Les échanges commerciaux entre le Maroc et trois provinces canadiennes connaissent une progression spectaculaire en 2026. Entre janvier et juillet, les flux de marchandises enregistrés avec le Nouveau-Brunswick, le Manitoba et la Saskatchewan ont atteint 401,79 millions de dollars canadiens, contre environ 216,76 millions sur la même période de 2025, selon les données de Statistique Canada.
En un an, les échanges entre les deux pays à travers ces trois provinces ont ainsi progressé d’environ 85 %. Cette accélération repose principalement sur l’augmentation des achats de produits marocains dans les provinces des Prairies et sur un bond particulièrement marqué des exportations du Nouveau-Brunswick vers le Royaume.
Le Manitoba représente à lui seul près de la moitié des importations marocaines enregistrées par ces trois provinces. Entre janvier et juillet, ses achats de marchandises en provenance du Maroc ont atteint 180,98 millions de dollars canadiens, contre 138,03 millions un an auparavant. La progression s’établit ainsi à 31,1 %.

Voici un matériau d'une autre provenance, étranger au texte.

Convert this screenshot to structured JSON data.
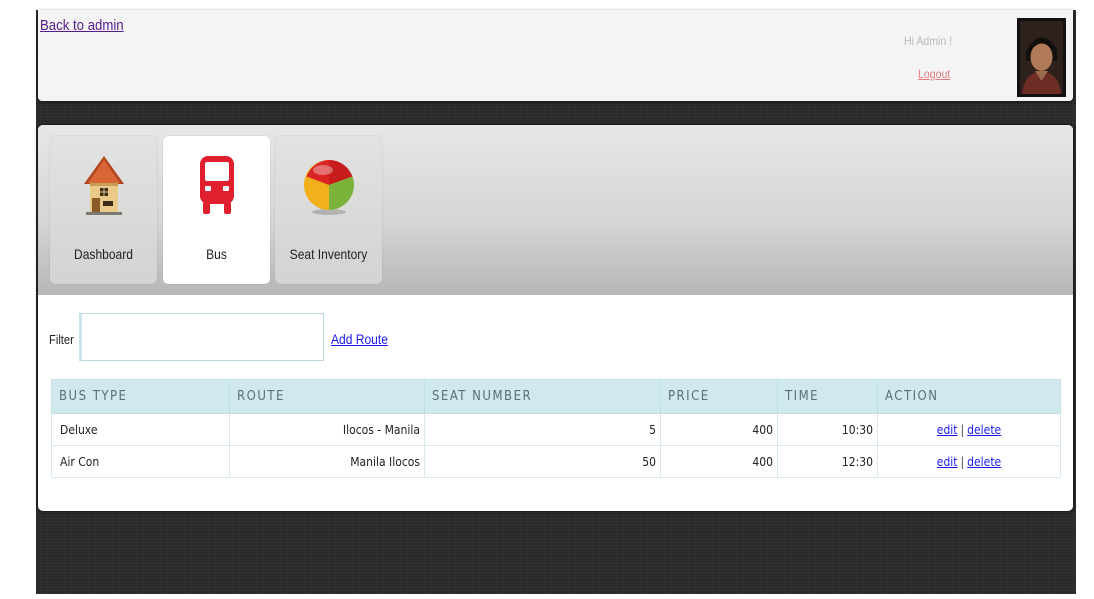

La Saskatchewan affiche une dynamique encore plus soutenue. Les importations de produits marocains y ont atteint 107,19 millions de dollars canadiens, en hausse de 36,2 % sur un an. Avec le Manitoba, la province a ainsi acheté pour 288,17 millions de dollars canadiens de marchandises marocaines sur les sept premiers mois de l’année, soit près de 1,96 milliard de dirhams.
Ces performances renforcent sensiblement la position du Maroc parmi les fournisseurs étrangers de ces deux provinces canadiennes. Elles traduisent également l’élargissement progressif des échanges commerciaux au-delà des grands marchés canadiens traditionnellement associés au commerce avec le Royaume.
Le phénomène le plus spectaculaire apparaît toutefois au Nouveau-Brunswick. Les exportations de cette province vers le Maroc sont passées d’environ 10 000 dollars canadiens sur les sept premiers mois de 2025 à 113,62 millions de dollars sur la même période de 2026.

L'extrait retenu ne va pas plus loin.